The Panel questioned the level of funding available for the scheme and the risk of the enhanced offer being suspended due to lack of funds. The Panel heard that the scheme was funded from a one-off £50k reserve and that expenditure would be monitored in-year. The expenditure and the number of clients assisted would be reviewed and reported annually. The Panel suggest that a report should come to the City Executive Board and Scrutiny after one year so that if necessary, any funding changes could be picked up in the following budget round.
The Panel agreed to make the following recommendation to the City Executive Board on 14 July 2016:
o That after the pilot year a review of the enhanced offer including expenditure, the number of clients assisted and refusal reasons is reported to the City Executive Board.
Councillor Sanders left the meeting during this item.
For the Panel to note and agree its work plan, which can be adjusted to reflect the wishes of the Panel.
The scrutiny work plan includes a number of items for Housing Panel meetings that have been referred to the Panel by the Scrutiny Committee for consideration during the year.
The Panel agreed to add the following items to the work plan for consideration later in the year:
· Empty garages and former garage sites;
· Proposed changes to the status of people living on boats;
· Difficulties accessing the private rented sector for people in receipt of Housing Benefit;
· Land management by the universities.
The Scrutiny Officer advised that the impacts of a Waterways PSPO on boat dwellers would be picked up by the Scrutiny Committee.
The Tenant Co-optee advised the Panel that the Tenant Scrutiny Panel would be reviewing the tower block refurbishment programme and offered to report back on progress later in the year.

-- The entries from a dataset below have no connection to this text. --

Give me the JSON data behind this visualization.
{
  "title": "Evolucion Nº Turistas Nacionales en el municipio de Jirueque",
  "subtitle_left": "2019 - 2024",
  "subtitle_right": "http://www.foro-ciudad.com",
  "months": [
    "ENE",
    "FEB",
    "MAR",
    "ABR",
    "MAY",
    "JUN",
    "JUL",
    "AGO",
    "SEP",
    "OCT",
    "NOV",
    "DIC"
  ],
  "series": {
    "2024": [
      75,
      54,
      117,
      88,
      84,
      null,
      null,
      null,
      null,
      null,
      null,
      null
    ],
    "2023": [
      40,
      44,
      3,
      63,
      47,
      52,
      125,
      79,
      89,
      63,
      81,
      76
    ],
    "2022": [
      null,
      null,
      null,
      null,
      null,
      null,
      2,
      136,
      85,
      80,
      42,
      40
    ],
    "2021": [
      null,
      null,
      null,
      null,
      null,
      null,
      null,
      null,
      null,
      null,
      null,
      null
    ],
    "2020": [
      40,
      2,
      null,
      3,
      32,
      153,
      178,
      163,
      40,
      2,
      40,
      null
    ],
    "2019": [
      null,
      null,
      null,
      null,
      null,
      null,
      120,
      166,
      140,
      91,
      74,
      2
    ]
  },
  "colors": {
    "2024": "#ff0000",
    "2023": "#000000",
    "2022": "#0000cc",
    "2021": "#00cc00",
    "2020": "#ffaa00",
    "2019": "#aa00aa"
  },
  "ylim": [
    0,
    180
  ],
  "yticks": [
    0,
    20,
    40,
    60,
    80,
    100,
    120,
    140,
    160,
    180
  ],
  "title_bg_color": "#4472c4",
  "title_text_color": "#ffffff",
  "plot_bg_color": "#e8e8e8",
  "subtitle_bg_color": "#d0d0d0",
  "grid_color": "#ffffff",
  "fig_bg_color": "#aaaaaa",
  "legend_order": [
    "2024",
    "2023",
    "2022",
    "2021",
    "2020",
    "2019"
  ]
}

The Panel agreed to invite members of the Finance Panel to the meeting on 3 May 2017 for joint consideration of the progress of Oxford City Housing Ltd at the end of its first year.
For the Panel to note the record of the meeting held on 11 April 2016.
Date of next meeting
Meetings are scheduled as follows:
5 October 2016
9 November 2016
1 March 2017
3 May 2017
All meetings begin at 5.00pm.
The Panel noted the dates of future meetings and agreed to continue with a 5pm start time.
The Scrutiny Officer advised that five meetings had been set but that some flexibility could be applied during the year, for example if a major housing decision was going to be taken in a month when no Panel meeting was scheduled.
Councillor Goff apologised that she would be away for the meeting in October.